Und weiter: Entsprechende Anreize und politische Weichenstellungen führen dazu, dass die Wissenschaft an der Entwicklung von antiviralen Medikamenten und Impfstoffen dranbleibt und nicht auf die nächste Epi-Pandemie wartet. Man hat daraus gelernt, dass Länder wie Singapur nach MERS und SARS nicht nachgelassen hatten und tatsächlich alle Regionen im Land ihre Notfallpläne hatten – in Deutschland nur 20 % der Kommunen. Und sie waren gerüstet, auch mit Schutzkleidung, Masken und Isolationsräumen für Infizierte. Im Frühjahr 2020 werden Hausärzte in Deutschland zwar als der erste Schutzwall für Krankenhäuser bezeichnet, sollen aber noch Patienten mit COVID-19 in derem Zuhause ohne Schutzkleidung besuchen. Und noch knapp ein Jahr zuvor mussten sie sich noch anhören, dass niemand sie zwingt, Kassenarzt zu werden.

Im Frühjahr 2020 setzt Markus Söder in jedem Landkreis und jeder kreisfreien Stadt einen „Versorgungsarzt“ mit umfassenden Befugnissen ein. Dieser Versorgungsarzt wird nicht von der KV, sondern vom Landrat oder Bürgermeister bestimmt. Aber hoppla, warum sind denn im Herbst 2020 – rein re-gnostisch gesehen – die Versorgungsärzte denn noch weiter im Amt? Na, wie auch immer.

Im Herbst 2020 haben sich auf jeden Fall die Beratungen der medizinischen Experten bewährt. Die Entscheidung der Bundesregierung, eine in ihren Berufen verbleibende Experten-Kommission aus den Bereichen Forschung, stationäre/ambulante Versorgung und Patienten fest im Gesundheitsministerium zu installieren, wird begrüßt. „Schluss mit politischen Entscheidungen aus dem Bauch heraus“, hatte es Peter Tschentscher, Arzt und Oberbürgermeister in Hamburg, genannt, mitten in der Krise Ende März 2020.

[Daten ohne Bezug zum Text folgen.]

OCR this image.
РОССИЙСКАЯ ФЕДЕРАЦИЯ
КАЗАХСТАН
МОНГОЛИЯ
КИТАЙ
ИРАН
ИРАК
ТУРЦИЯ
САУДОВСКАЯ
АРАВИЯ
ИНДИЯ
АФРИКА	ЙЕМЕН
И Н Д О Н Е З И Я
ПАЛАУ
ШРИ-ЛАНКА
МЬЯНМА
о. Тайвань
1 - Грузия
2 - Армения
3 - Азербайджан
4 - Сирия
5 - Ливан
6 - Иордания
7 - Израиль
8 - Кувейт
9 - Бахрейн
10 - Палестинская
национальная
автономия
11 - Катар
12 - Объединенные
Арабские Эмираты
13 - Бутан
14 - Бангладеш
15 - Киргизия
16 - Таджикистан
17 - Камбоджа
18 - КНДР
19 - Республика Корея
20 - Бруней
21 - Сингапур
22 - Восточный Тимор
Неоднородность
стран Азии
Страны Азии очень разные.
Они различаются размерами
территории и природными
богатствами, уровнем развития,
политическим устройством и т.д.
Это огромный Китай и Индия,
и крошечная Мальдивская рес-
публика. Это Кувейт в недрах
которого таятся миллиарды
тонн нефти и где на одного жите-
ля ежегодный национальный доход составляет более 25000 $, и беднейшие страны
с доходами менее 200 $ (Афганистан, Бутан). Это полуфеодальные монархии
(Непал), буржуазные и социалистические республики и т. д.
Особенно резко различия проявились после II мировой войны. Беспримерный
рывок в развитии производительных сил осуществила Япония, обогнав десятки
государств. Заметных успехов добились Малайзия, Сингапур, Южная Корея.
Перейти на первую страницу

Wir werden dann also irgendwann von Zeiten vor Corona und solchen nach Corona sprechen. Die neue Welt wird die Medizin erreicht haben. Eine Welt, in der Handy-Ortung dabei hilft, Infektionsketten aufzuspüren und zu unterbrechen. Ob das unter Wahrung des Datenschutzes und der Persönlichkeitsrechte passiert? Das konnte ich in meiner Re-gnose leider nicht erkennen. Und ich konnte auch nicht sehen, ob das Notstandsgesetz, das Ärzte zum Einsatz verpflichten kann und einen von unbegründetem Misstrauen geprägten Rückfall in „die alte Welt“ bedeutet, tatsächlich nur für die Dauer der Epidemie gilt. Und ob man in Nach-Corona-Zeiten die Wichtigkeit der Helden-Berufe weiter zu schätzen weiß. An diesen Punkten ist der Lauf der Geschichte wohl noch nicht entschieden. Wir sollten also versuchen, jetzt Einfluss darauf zu nehmen.